Above street level the Hellenium was an entirely respectable establishment. Judges, civil servants, politicians, captains of industry, bankers, and others of the British upper crust drank in its bars, dined in its restaurant, and dozed in its wingback armchairs before blazing fireplaces with glasses of port wilting in their hands. The Hellenium had its own club tie, an exorbitant membership fee, and a ten-year waiting list. To join, you had to be recommended by no fewer than seven current members, and a single word of dissent from any other member would instantly and indelibly scupper your chances. Only the most stainless and well connected could get in.

Downstairs, however, was another story. For nigh on a decade the Hellenium's basement had played host to an event whose existence was a secret even to many of the club regulars. Down there, perhaps once every four months, perhaps less frequently than that, the Lotus Eaters congregated.

They didn't necessarily have to be members of the Hellenium. They didn't necessarily have to be British or even European. The criteria for being a Lotus Eater were simple. You must be powerful, not just influential, not just some elected official, truly powerful, which in almost every instance equated to being rich. And not just the ordinary kind of rich — fabulously, insanely rich. The kind of rich that rich people dreamed of being. Rich enough to have the ear of statesmen, the attention of generals, the adoration of supermodels, and the fawning respect of luxury yacht salesmen and high-end real estate brokers everywhere. You also had to have no shame. Shame was a commodity that ill befit a Lotus Eater. Shame, if you carried any about your person, had to be left at the entrance with the thick-necked doorman, along with firearms, knives, any other weapons, sharp implements, and narcotic substances.
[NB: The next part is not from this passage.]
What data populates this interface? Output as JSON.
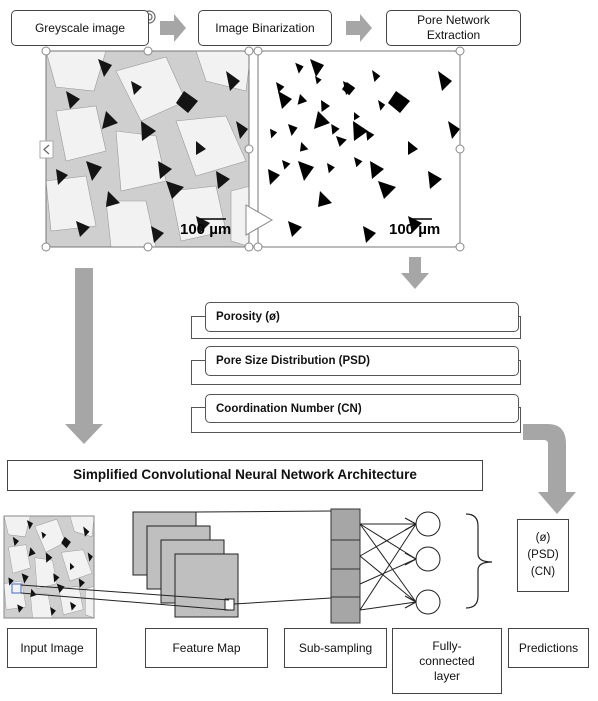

Beyond the entrance, in the basement's many chambers and partitioned-off subchambers, you became someone else. You shrugged off care and inhibition. You slipped out of the skin of your life and surrendered yourself to euphoria and carnal indulgence the likes of which could be found nowhere else on the planet.

As Sam, Ramsay and Mahmoud moved through the basement they saw, through open doorways, sights that would have had the editors of downmarket tabloids wetting themselves with glee. Here was the most successful director in Hollywood history lolling languidly on a divan with his flies open, fondling his tumescent (if still rather unimpressive) cock while a pair of prostitutes cavorted in front of him, pouring honey over each other's immaculately depilated bodies. Here was a billionaire Russian oligarch letting himself be rigorously penetrated with a gold-plated dildo strapped to a gimp-masked dominatrix. Here was the lead singer of the top-selling rock act of all time happily fellating a man who closely resembled, but surely could not be, the present incumbent of the Throne of St Peter. Here was a diva-esque fashion house owner who, having just had three young men ejaculate on her suspiciously smooth face, was now inviting them to rinse their semen off with their urine.